Imagine running a large-scale scraper for days, only to discover that 40% of your dataset has a price of 0 or a null product name. The script didn't crash, your logs show "200 OK," and your database is growing—but the data is worthless.
In web scraping, this is a soft break. Unlike a hard crash, where a changed HTML selector throws an error and stops the script, a soft break happens when extraction logic fails silently, returning empty strings or default values instead of real data.
This guide explains how to prevent these silent failures by adding strict schema validation to the Nike.in Scrapers repository. We’ll use Zod for Node.js and Pydantic for Python to transform fragile scrapers into reliable data pipelines.
Prerequisites
To follow along, you'll need:
- A basic understanding of Node.js or Python.
- The Nike.in Scrapers repository cloned locally.
- Node.js (v16+) or Python (3.8+) installed.

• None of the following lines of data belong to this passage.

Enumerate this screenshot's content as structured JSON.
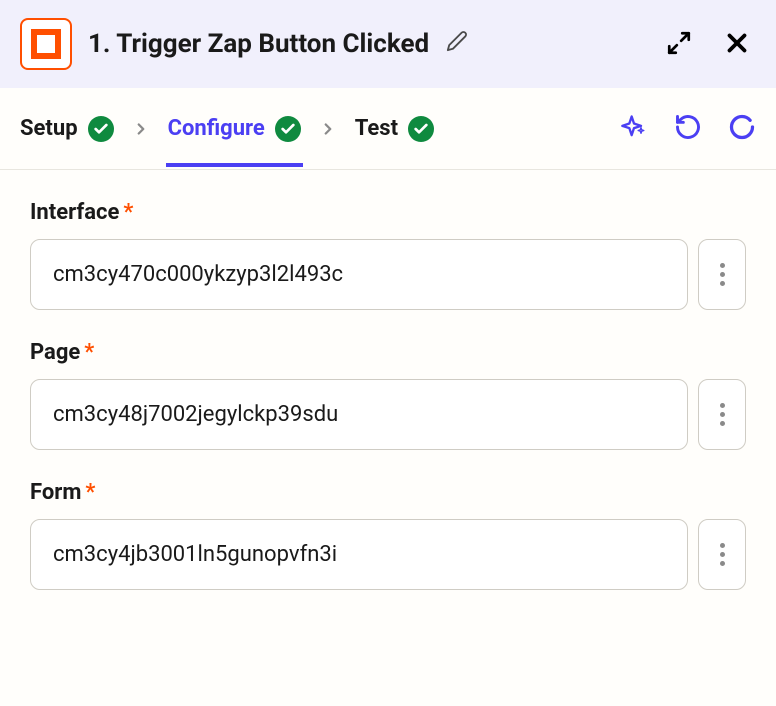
{
  "header": {
    "title": "1. Trigger Zap Button Clicked"
  },
  "tabs": {
    "setup": "Setup",
    "configure": "Configure",
    "test": "Test"
  },
  "fields": {
    "interface": {
      "label": "Interface",
      "value": "cm3cy470c000ykzyp3l2l493c"
    },
    "page": {
      "label": "Page",
      "value": "cm3cy48j7002jegylckp39sdu"
    },
    "form": {
      "label": "Form",
      "value": "cm3cy4jb3001ln5gunopvfn3i"
    }
  }
}
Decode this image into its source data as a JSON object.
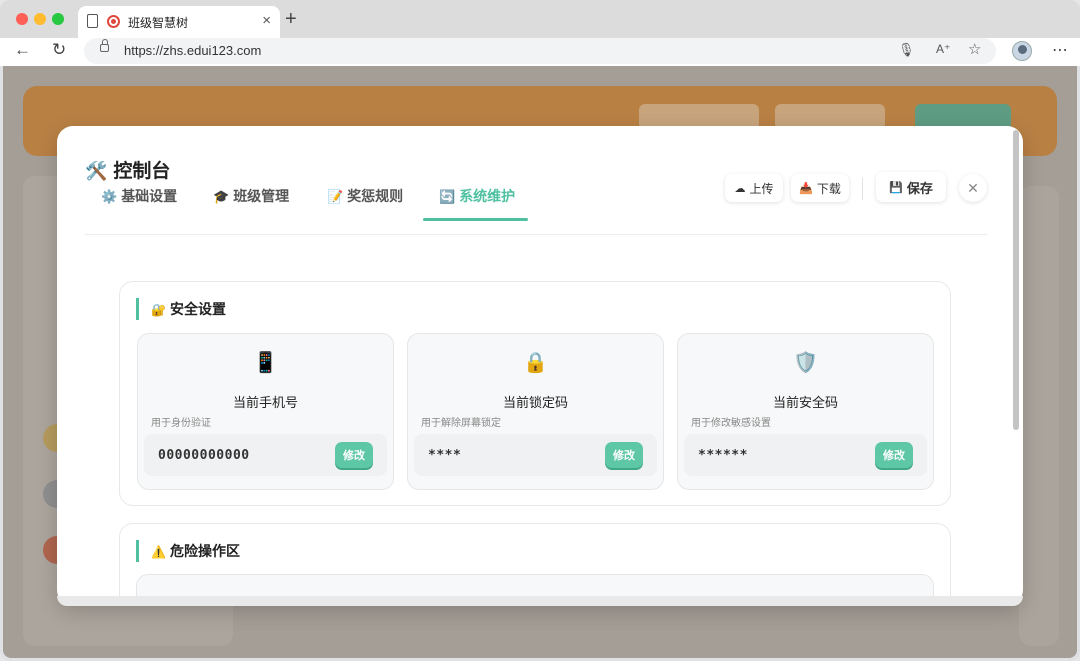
{
  "browser": {
    "tab_title": "班级智慧树",
    "tab_close": "×",
    "new_tab": "+",
    "url": "https://zhs.edui123.com",
    "icons": [
      "back-icon",
      "reload-icon",
      "lock-icon",
      "mic-icon",
      "read-aloud-icon",
      "favorite-icon",
      "profile-avatar",
      "more-icon"
    ]
  },
  "modal": {
    "title_icon": "🛠️",
    "title": "控制台",
    "tabs": [
      {
        "icon": "⚙️",
        "label": "基础设置",
        "active": false
      },
      {
        "icon": "🎓",
        "label": "班级管理",
        "active": false
      },
      {
        "icon": "📝",
        "label": "奖惩规则",
        "active": false
      },
      {
        "icon": "🔄",
        "label": "系统维护",
        "active": true
      }
    ],
    "actions": {
      "upload_icon": "☁",
      "upload": "上传",
      "download_icon": "📥",
      "download": "下载",
      "save_icon": "💾",
      "save": "保存",
      "close": "✕"
    },
    "security": {
      "icon": "🔐",
      "title": "安全设置",
      "cards": [
        {
          "icon": "📱",
          "title": "当前手机号",
          "desc": "用于身份验证",
          "value": "00000000000",
          "button": "修改"
        },
        {
          "icon": "🔒",
          "title": "当前锁定码",
          "desc": "用于解除屏幕锁定",
          "value": "****",
          "button": "修改"
        },
        {
          "icon": "🛡️",
          "title": "当前安全码",
          "desc": "用于修改敏感设置",
          "value": "******",
          "button": "修改"
        }
      ]
    },
    "danger": {
      "icon": "⚠️",
      "title": "危险操作区"
    }
  },
  "colors": {
    "accent": "#4fc1a1",
    "button": "#5ec7a5",
    "backdrop": "#a49e96",
    "bg_header": "#b98044"
  }
}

The Anatomy of a Soft Break
The current implementation in the repository is vulnerable because it lacks strict checks. If we look at the Node.js Puppeteer scraper at node/puppeteer/product_data/scraper/nike_scraper_product_data_v1.js, we see a common pattern in the extractData function:
const parsePrice = (priceText) => {
const match = priceText.match(/[\d,.]+/);
if (!match) return 0; // Defaulting to 0 if regex fails
const clean = match[0].replace(/,/g, '');
return parseFloat(clean) || 0;
};
If Nike changes their price HTML class from .css-nqh3vz to something else, priceText becomes an empty string. The regex fails, and the function returns 0.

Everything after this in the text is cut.